Hampir Semua Ritel Beralih ke Toko Online

Sekitar 95% anggota Asosiasi Pengusaha Ritel Indonesia (Aprindo) telah bertransformasi atau beralih ke
sistem dalam jaringan (daring). Perubahan ini untuk mendukung bisnis mereka di era digital. ”Ritel di
Indonesia saat ini sudah mentransformasikan bisnisnya tidak hanya ke toko fisik, tapi juga ke online
store. Anggota kami sekitar 600 anggota dengan 40.000 toko fisik itu sudah 95% mentransformasikan
bisnisnya ke online,” kata Ketua Aprindo Roy Mandey dalam jumpa pers Konferensi Future Commerce
Indonesia 2019 di Jakarta. Sekitar 5% sisanya, kata Roy, merupakan pemain lokal yang tumbuh dan
berkembang dengan kondisi toko fisik dan masih enggan bertransformasi karena optimistis dengan
kondisi tersebut.

”Selalu kami yakinkan mereka untuk tidak hanya punya toko offline, tapi juga punya online. Toko fisik
juga masih perlu karena tetap saja ada yang butuh melihat secara fisik,” ujarnya. Menurut Roy,
masuknya ritel offline ke sistem online, baik melalui e-commerce atau marketplace disebabkan tingginya
permintaan konsumen. ”Tidak hanya (permintaan) milenial, tapi juga oleh para baby boomers (generasi
yang lahir dengan rentang tahun lahir 1946– 1964),” tuturnya. Roy menyebut pengusaha saat ini tidak
mungkin bisa menolak digitalisasi. Pasalnya, selain harus mengikuti tren yang ada, digitalisasi dinilai bisa
mendongkrak pertumbuhan atau pencapaian target omzet ritel.

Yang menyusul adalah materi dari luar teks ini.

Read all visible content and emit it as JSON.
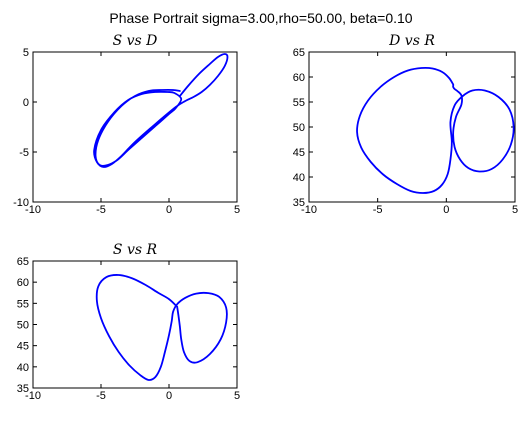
{
  "figure": {
    "suptitle": "Phase Portrait sigma=3.00,rho=50.00, beta=0.10",
    "line_color": "#0000ff"
  },
  "chart_data": [
    {
      "type": "line",
      "title": "S vs D",
      "xlabel": "",
      "ylabel": "",
      "xlim": [
        -10,
        5
      ],
      "ylim": [
        -10,
        5
      ],
      "xticks": [
        -10,
        -5,
        0,
        5
      ],
      "yticks": [
        -10,
        -5,
        0,
        5
      ],
      "xticklabels": [
        "-10",
        "-5",
        "0",
        "5"
      ],
      "yticklabels": [
        "-10",
        "-5",
        "0",
        "5"
      ],
      "grid": false,
      "series": [
        {
          "x": [
            0.8,
            0.3,
            -0.5,
            -1.5,
            -2.5,
            -3.5,
            -4.5,
            -5.2,
            -5.4,
            -5.1,
            -4.5,
            -3.8,
            -3.0,
            -2.0,
            -1.0,
            0.0,
            0.5,
            0.9,
            0.4,
            -0.1,
            -1.0,
            -2.0,
            -3.0,
            -4.0,
            -5.0,
            -5.5,
            -5.3,
            -4.8,
            -4.2,
            -3.5,
            -2.5,
            -1.0,
            0.5,
            1.2,
            1.8,
            2.4,
            3.0,
            3.6,
            4.1,
            4.3,
            4.1,
            3.6,
            3.0,
            2.2,
            1.4,
            0.8
          ],
          "y": [
            1.1,
            1.2,
            1.2,
            1.1,
            0.6,
            -0.4,
            -2.0,
            -3.8,
            -5.4,
            -6.3,
            -6.3,
            -5.8,
            -4.8,
            -3.6,
            -2.4,
            -1.2,
            -0.6,
            0.3,
            0.9,
            1.0,
            1.0,
            0.8,
            0.2,
            -1.0,
            -2.8,
            -4.8,
            -6.0,
            -6.5,
            -6.2,
            -5.4,
            -4.0,
            -2.2,
            -0.5,
            0.1,
            0.5,
            1.0,
            1.7,
            2.6,
            3.6,
            4.5,
            4.8,
            4.5,
            3.8,
            2.8,
            1.6,
            0.6
          ]
        }
      ]
    },
    {
      "type": "line",
      "title": "D vs R",
      "xlabel": "",
      "ylabel": "",
      "xlim": [
        -10,
        5
      ],
      "ylim": [
        35,
        65
      ],
      "xticks": [
        -10,
        -5,
        0,
        5
      ],
      "yticks": [
        35,
        40,
        45,
        50,
        55,
        60,
        65
      ],
      "xticklabels": [
        "-10",
        "-5",
        "0",
        "5"
      ],
      "yticklabels": [
        "35",
        "40",
        "45",
        "50",
        "55",
        "60",
        "65"
      ],
      "grid": false,
      "series": [
        {
          "x": [
            0.5,
            0.2,
            -0.3,
            -1.0,
            -1.8,
            -2.8,
            -3.8,
            -4.8,
            -5.7,
            -6.3,
            -6.5,
            -6.2,
            -5.5,
            -4.6,
            -3.6,
            -2.6,
            -1.7,
            -0.9,
            -0.3,
            0.1,
            0.3,
            0.4,
            0.3,
            0.6,
            1.2,
            1.9,
            2.8,
            3.8,
            4.6,
            4.9,
            4.7,
            4.1,
            3.3,
            2.4,
            1.6,
            1.0,
            0.6,
            0.5,
            0.7,
            1.1,
            1.1,
            0.8,
            0.6,
            0.5,
            0.5,
            0.5
          ],
          "y": [
            58.5,
            59.8,
            61.0,
            61.7,
            61.8,
            61.3,
            60.0,
            58.0,
            55.3,
            52.2,
            49.0,
            45.9,
            43.0,
            40.5,
            38.6,
            37.2,
            36.8,
            37.2,
            38.5,
            40.6,
            43.5,
            47.0,
            51.0,
            54.3,
            56.2,
            57.3,
            57.3,
            56.0,
            53.5,
            50.0,
            46.5,
            43.5,
            41.6,
            41.1,
            41.8,
            43.5,
            46.0,
            49.0,
            52.0,
            54.5,
            56.3,
            57.2,
            57.6,
            58.0,
            58.3,
            58.5
          ]
        }
      ]
    },
    {
      "type": "line",
      "title": "S vs R",
      "xlabel": "",
      "ylabel": "",
      "xlim": [
        -10,
        5
      ],
      "ylim": [
        35,
        65
      ],
      "xticks": [
        -10,
        -5,
        0,
        5
      ],
      "yticks": [
        35,
        40,
        45,
        50,
        55,
        60,
        65
      ],
      "xticklabels": [
        "-10",
        "-5",
        "0",
        "5"
      ],
      "yticklabels": [
        "35",
        "40",
        "45",
        "50",
        "55",
        "60",
        "65"
      ],
      "grid": false,
      "series": [
        {
          "x": [
            0.6,
            0.0,
            -0.8,
            -1.7,
            -2.7,
            -3.7,
            -4.6,
            -5.2,
            -5.3,
            -5.0,
            -4.4,
            -3.7,
            -2.9,
            -2.1,
            -1.5,
            -1.0,
            -0.6,
            -0.3,
            0.0,
            0.2,
            0.3,
            0.6,
            1.2,
            2.0,
            2.9,
            3.7,
            4.2,
            4.2,
            3.8,
            3.0,
            2.1,
            1.5,
            1.1,
            0.9,
            0.8,
            0.7,
            0.6
          ],
          "y": [
            54.2,
            56.0,
            57.5,
            59.3,
            60.9,
            61.7,
            61.2,
            59.0,
            55.5,
            51.5,
            47.2,
            43.5,
            40.3,
            38.0,
            36.9,
            37.6,
            40.0,
            43.5,
            47.5,
            50.8,
            53.0,
            54.8,
            56.3,
            57.3,
            57.4,
            56.5,
            54.0,
            50.5,
            46.5,
            43.0,
            41.1,
            41.4,
            43.5,
            46.5,
            49.5,
            52.0,
            54.2
          ]
        }
      ]
    }
  ]
}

”Digitalisasi adalah keniscayaan, maka kita harus absorb( serap). Kami harap peran digitalisasi semakin
baik. Artinya, jadi punya aturan, bukan semakin tak punya aturan,” katanya. Pengamat Ekonomi Institute
for Development of Economics and Finance (Indef), Aviliani menilai, bisnis ritel memang sudah
seharusnya melakukan inovasi dan antisipasi dengan tren yang berkembang. Menurutnya, jika
pengusaha tidak mampu mengantisipasi perubahan gaya hidup, maka bisnisnya akan mati. Apalagi 4%
angkatan kerja atau penduduk usia produktif merupakan generasi milenial yang sudah fasih digital.

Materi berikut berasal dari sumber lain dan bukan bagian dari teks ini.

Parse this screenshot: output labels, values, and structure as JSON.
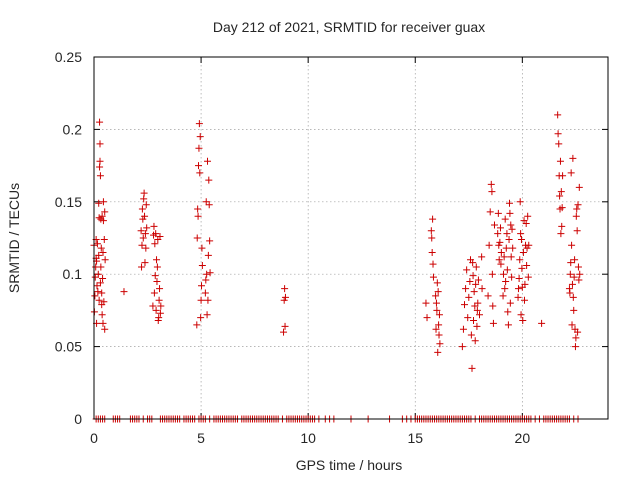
{
  "chart_data": {
    "type": "scatter",
    "title": "Day 212 of 2021, SRMTID for receiver guax",
    "xlabel": "GPS time / hours",
    "ylabel": "SRMTID / TECUs",
    "xlim": [
      0,
      24
    ],
    "ylim": [
      0,
      0.25
    ],
    "xticks": [
      0,
      5,
      10,
      15,
      20
    ],
    "xtick_labels": [
      "0",
      "5",
      "10",
      "15",
      "20"
    ],
    "yticks": [
      0,
      0.05,
      0.1,
      0.15,
      0.2,
      0.25
    ],
    "ytick_labels": [
      "0",
      "0.05",
      "0.1",
      "0.15",
      "0.2",
      "0.25"
    ],
    "grid": true,
    "marker": "+",
    "colors": {
      "series": "#cc0000",
      "grid": "#a0a0a0",
      "text": "#262626",
      "frame": "#000000"
    },
    "series": [
      {
        "name": "SRMTID",
        "points": [
          [
            0.0,
            0.12
          ],
          [
            0.02,
            0.074
          ],
          [
            0.04,
            0.085
          ],
          [
            0.06,
            0.098
          ],
          [
            0.08,
            0.105
          ],
          [
            0.1,
            0.111
          ],
          [
            0.1,
            0.124
          ],
          [
            0.12,
            0.109
          ],
          [
            0.12,
            0.066
          ],
          [
            0.14,
            0.092
          ],
          [
            0.16,
            0.121
          ],
          [
            0.18,
            0.088
          ],
          [
            0.2,
            0.1
          ],
          [
            0.22,
            0.149
          ],
          [
            0.22,
            0.113
          ],
          [
            0.24,
            0.139
          ],
          [
            0.24,
            0.082
          ],
          [
            0.26,
            0.174
          ],
          [
            0.26,
            0.205
          ],
          [
            0.28,
            0.19
          ],
          [
            0.28,
            0.178
          ],
          [
            0.3,
            0.168
          ],
          [
            0.3,
            0.094
          ],
          [
            0.32,
            0.105
          ],
          [
            0.32,
            0.138
          ],
          [
            0.34,
            0.118
          ],
          [
            0.36,
            0.087
          ],
          [
            0.36,
            0.079
          ],
          [
            0.38,
            0.14
          ],
          [
            0.38,
            0.072
          ],
          [
            0.4,
            0.097
          ],
          [
            0.42,
            0.115
          ],
          [
            0.42,
            0.066
          ],
          [
            0.44,
            0.15
          ],
          [
            0.44,
            0.137
          ],
          [
            0.46,
            0.081
          ],
          [
            0.48,
            0.124
          ],
          [
            0.5,
            0.143
          ],
          [
            0.5,
            0.062
          ],
          [
            0.52,
            0.11
          ],
          [
            1.4,
            0.088
          ],
          [
            2.2,
            0.13
          ],
          [
            2.22,
            0.105
          ],
          [
            2.24,
            0.12
          ],
          [
            2.26,
            0.145
          ],
          [
            2.28,
            0.138
          ],
          [
            2.3,
            0.125
          ],
          [
            2.32,
            0.152
          ],
          [
            2.34,
            0.156
          ],
          [
            2.36,
            0.14
          ],
          [
            2.38,
            0.108
          ],
          [
            2.4,
            0.128
          ],
          [
            2.42,
            0.118
          ],
          [
            2.44,
            0.148
          ],
          [
            2.46,
            0.132
          ],
          [
            2.75,
            0.078
          ],
          [
            2.78,
            0.127
          ],
          [
            2.8,
            0.133
          ],
          [
            2.82,
            0.087
          ],
          [
            2.84,
            0.121
          ],
          [
            2.86,
            0.099
          ],
          [
            2.88,
            0.128
          ],
          [
            2.9,
            0.075
          ],
          [
            2.92,
            0.11
          ],
          [
            2.94,
            0.095
          ],
          [
            2.96,
            0.105
          ],
          [
            2.98,
            0.124
          ],
          [
            3.0,
            0.068
          ],
          [
            3.02,
            0.07
          ],
          [
            3.04,
            0.082
          ],
          [
            3.06,
            0.09
          ],
          [
            3.08,
            0.126
          ],
          [
            3.1,
            0.073
          ],
          [
            3.12,
            0.078
          ],
          [
            4.8,
            0.065
          ],
          [
            4.82,
            0.125
          ],
          [
            4.84,
            0.145
          ],
          [
            4.86,
            0.14
          ],
          [
            4.88,
            0.175
          ],
          [
            4.9,
            0.187
          ],
          [
            4.92,
            0.204
          ],
          [
            4.94,
            0.17
          ],
          [
            4.96,
            0.195
          ],
          [
            4.98,
            0.07
          ],
          [
            5.0,
            0.082
          ],
          [
            5.02,
            0.092
          ],
          [
            5.04,
            0.118
          ],
          [
            5.06,
            0.106
          ],
          [
            5.2,
            0.087
          ],
          [
            5.22,
            0.096
          ],
          [
            5.24,
            0.15
          ],
          [
            5.26,
            0.1
          ],
          [
            5.28,
            0.072
          ],
          [
            5.3,
            0.178
          ],
          [
            5.32,
            0.082
          ],
          [
            5.34,
            0.113
          ],
          [
            5.36,
            0.165
          ],
          [
            5.38,
            0.148
          ],
          [
            5.4,
            0.123
          ],
          [
            5.42,
            0.101
          ],
          [
            8.85,
            0.06
          ],
          [
            8.88,
            0.082
          ],
          [
            8.9,
            0.09
          ],
          [
            8.92,
            0.064
          ],
          [
            8.94,
            0.084
          ],
          [
            15.5,
            0.08
          ],
          [
            15.55,
            0.07
          ],
          [
            15.75,
            0.13
          ],
          [
            15.77,
            0.125
          ],
          [
            15.79,
            0.115
          ],
          [
            15.81,
            0.138
          ],
          [
            15.83,
            0.107
          ],
          [
            15.85,
            0.098
          ],
          [
            15.95,
            0.085
          ],
          [
            15.97,
            0.062
          ],
          [
            15.99,
            0.08
          ],
          [
            16.01,
            0.075
          ],
          [
            16.03,
            0.094
          ],
          [
            16.05,
            0.046
          ],
          [
            16.07,
            0.088
          ],
          [
            16.09,
            0.065
          ],
          [
            16.11,
            0.058
          ],
          [
            16.13,
            0.072
          ],
          [
            16.15,
            0.052
          ],
          [
            17.2,
            0.05
          ],
          [
            17.25,
            0.062
          ],
          [
            17.3,
            0.079
          ],
          [
            17.35,
            0.09
          ],
          [
            17.4,
            0.103
          ],
          [
            17.45,
            0.07
          ],
          [
            17.5,
            0.084
          ],
          [
            17.55,
            0.095
          ],
          [
            17.58,
            0.11
          ],
          [
            17.62,
            0.058
          ],
          [
            17.65,
            0.035
          ],
          [
            17.68,
            0.108
          ],
          [
            17.7,
            0.099
          ],
          [
            17.72,
            0.068
          ],
          [
            17.75,
            0.088
          ],
          [
            17.78,
            0.078
          ],
          [
            17.8,
            0.054
          ],
          [
            17.82,
            0.093
          ],
          [
            17.85,
            0.105
          ],
          [
            17.88,
            0.064
          ],
          [
            17.9,
            0.075
          ],
          [
            17.92,
            0.08
          ],
          [
            17.95,
            0.096
          ],
          [
            18.0,
            0.072
          ],
          [
            18.1,
            0.112
          ],
          [
            18.12,
            0.09
          ],
          [
            18.4,
            0.085
          ],
          [
            18.45,
            0.12
          ],
          [
            18.5,
            0.143
          ],
          [
            18.55,
            0.162
          ],
          [
            18.58,
            0.157
          ],
          [
            18.6,
            0.1
          ],
          [
            18.62,
            0.078
          ],
          [
            18.65,
            0.066
          ],
          [
            18.7,
            0.134
          ],
          [
            18.85,
            0.128
          ],
          [
            18.88,
            0.142
          ],
          [
            18.9,
            0.12
          ],
          [
            18.92,
            0.11
          ],
          [
            18.95,
            0.122
          ],
          [
            18.98,
            0.132
          ],
          [
            19.0,
            0.107
          ],
          [
            19.02,
            0.115
          ],
          [
            19.1,
            0.085
          ],
          [
            19.12,
            0.1
          ],
          [
            19.15,
            0.112
          ],
          [
            19.18,
            0.09
          ],
          [
            19.2,
            0.138
          ],
          [
            19.22,
            0.095
          ],
          [
            19.25,
            0.118
          ],
          [
            19.28,
            0.128
          ],
          [
            19.3,
            0.103
          ],
          [
            19.32,
            0.074
          ],
          [
            19.35,
            0.065
          ],
          [
            19.38,
            0.124
          ],
          [
            19.4,
            0.149
          ],
          [
            19.42,
            0.142
          ],
          [
            19.44,
            0.08
          ],
          [
            19.46,
            0.134
          ],
          [
            19.48,
            0.112
          ],
          [
            19.5,
            0.098
          ],
          [
            19.52,
            0.131
          ],
          [
            19.55,
            0.118
          ],
          [
            19.8,
            0.084
          ],
          [
            19.82,
            0.09
          ],
          [
            19.85,
            0.097
          ],
          [
            19.88,
            0.11
          ],
          [
            19.9,
            0.15
          ],
          [
            19.92,
            0.128
          ],
          [
            19.94,
            0.072
          ],
          [
            19.96,
            0.124
          ],
          [
            19.98,
            0.104
          ],
          [
            20.0,
            0.091
          ],
          [
            20.02,
            0.068
          ],
          [
            20.05,
            0.115
          ],
          [
            20.08,
            0.137
          ],
          [
            20.1,
            0.082
          ],
          [
            20.12,
            0.093
          ],
          [
            20.15,
            0.12
          ],
          [
            20.18,
            0.135
          ],
          [
            20.2,
            0.106
          ],
          [
            20.22,
            0.118
          ],
          [
            20.25,
            0.14
          ],
          [
            20.28,
            0.098
          ],
          [
            20.3,
            0.12
          ],
          [
            20.9,
            0.066
          ],
          [
            21.65,
            0.21
          ],
          [
            21.67,
            0.197
          ],
          [
            21.7,
            0.19
          ],
          [
            21.72,
            0.168
          ],
          [
            21.74,
            0.154
          ],
          [
            21.76,
            0.145
          ],
          [
            21.78,
            0.178
          ],
          [
            21.8,
            0.128
          ],
          [
            21.82,
            0.157
          ],
          [
            21.84,
            0.133
          ],
          [
            21.86,
            0.146
          ],
          [
            21.88,
            0.168
          ],
          [
            22.2,
            0.09
          ],
          [
            22.22,
            0.087
          ],
          [
            22.24,
            0.1
          ],
          [
            22.26,
            0.108
          ],
          [
            22.28,
            0.17
          ],
          [
            22.3,
            0.12
          ],
          [
            22.32,
            0.065
          ],
          [
            22.34,
            0.093
          ],
          [
            22.36,
            0.18
          ],
          [
            22.38,
            0.084
          ],
          [
            22.4,
            0.075
          ],
          [
            22.42,
            0.098
          ],
          [
            22.44,
            0.11
          ],
          [
            22.46,
            0.062
          ],
          [
            22.48,
            0.05
          ],
          [
            22.5,
            0.056
          ],
          [
            22.52,
            0.14
          ],
          [
            22.54,
            0.145
          ],
          [
            22.56,
            0.13
          ],
          [
            22.58,
            0.06
          ],
          [
            22.6,
            0.148
          ],
          [
            22.62,
            0.105
          ],
          [
            22.64,
            0.096
          ],
          [
            22.66,
            0.16
          ],
          [
            22.68,
            0.1
          ]
        ],
        "zero_value_times": [
          0.1,
          0.2,
          0.3,
          0.4,
          0.5,
          0.9,
          1.0,
          1.1,
          1.2,
          1.7,
          1.8,
          1.9,
          2.0,
          2.1,
          2.3,
          2.5,
          2.6,
          2.7,
          3.1,
          3.2,
          3.3,
          3.4,
          3.5,
          3.6,
          3.7,
          3.8,
          3.9,
          4.0,
          4.2,
          4.3,
          4.4,
          4.5,
          4.6,
          4.7,
          4.9,
          5.0,
          5.1,
          5.2,
          5.4,
          5.6,
          5.7,
          5.8,
          5.9,
          6.0,
          6.1,
          6.2,
          6.3,
          6.4,
          6.5,
          6.6,
          6.7,
          6.9,
          7.0,
          7.1,
          7.2,
          7.3,
          7.4,
          7.5,
          7.6,
          7.7,
          7.8,
          7.9,
          8.0,
          8.1,
          8.2,
          8.3,
          8.4,
          8.5,
          8.6,
          8.8,
          9.0,
          9.1,
          9.2,
          9.3,
          9.4,
          9.5,
          9.6,
          9.7,
          9.8,
          9.9,
          10.0,
          10.1,
          10.2,
          10.3,
          10.5,
          10.8,
          11.0,
          11.2,
          12.0,
          12.8,
          13.8,
          14.4,
          14.6,
          14.8,
          15.0,
          15.1,
          15.2,
          15.3,
          15.4,
          15.5,
          15.6,
          15.7,
          15.8,
          15.9,
          16.0,
          16.1,
          16.2,
          16.3,
          16.4,
          16.5,
          16.6,
          16.7,
          16.8,
          16.9,
          17.0,
          17.1,
          17.2,
          17.3,
          17.4,
          17.5,
          17.6,
          17.8,
          18.0,
          18.1,
          18.2,
          18.3,
          18.4,
          18.5,
          18.6,
          18.7,
          18.8,
          18.9,
          19.0,
          19.1,
          19.2,
          19.3,
          19.4,
          19.5,
          19.6,
          19.7,
          19.8,
          19.9,
          20.0,
          20.1,
          20.2,
          20.3,
          20.4,
          20.6,
          20.8,
          21.0,
          21.1,
          21.2,
          21.3,
          21.4,
          21.5,
          21.6,
          21.7,
          21.8,
          21.9,
          22.0,
          22.1,
          22.2,
          22.4,
          22.6
        ]
      }
    ]
  }
}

Keberadaan internet atau digital tentu akan mengubah pola konsumsi. Dia mengatakan, pada 2030 mau
tidak mau sektor ritel akan berubah sehingga harus pandai dalam merencanakan bisnisnya supaya tidak
ketinggalan pasar. ”Jadi lebih melihatnya pada mengantisipasi pasar. Bisnis harus melihat perubahan
demand,” kata dia. Namun, perubahan konsumsi dari konvensional ke online sebaiknya tidak disikapi
berlebihan. Pasalnya, bisnis online belum mampu menyubstitusi offline. ”Tetapi bahwa offline harus
punya online itu betul. Jadi, dua-duanya harus dijalankan. Menurut saya tidak apa-apa dipadukan.
Jangan mendikotomi antara Online dan offline,” kata dia.

Dia mengatakan, dengan memadukan keduanya, penjualan akan lebih tinggi dibandingkan yang hanya
memiliki salah satunya. Direktur Riset Center of Reform on Economics (Core) Piter Abdullah menilai
transformasi bisnis ritel dari offline ke online tidak terelakkan. ”Saya kira suatu saat nanti tidak ada lagi
bisnis ritel yang sama sekali tidak memanfaatkan kemajuan teknologi informasi untuk mengembangkan
pasar,” ujarnya saat dihubungi kemarin. Saat ini bahkan sudah ada aplikasi yang memungkinkan
pedagang kios kecil berbisnis ritel secara digital. Menurut Piter, mereka yang tidak memanfaatkan
sistem dalam jaringan atau Online akan tersisih.

Berdasarkan hal tersebut, silahkan dianalisis dan berikan argumentasi, sehingga diperoleh
pertimbangan yang terbaik dari kondisi dimaksud.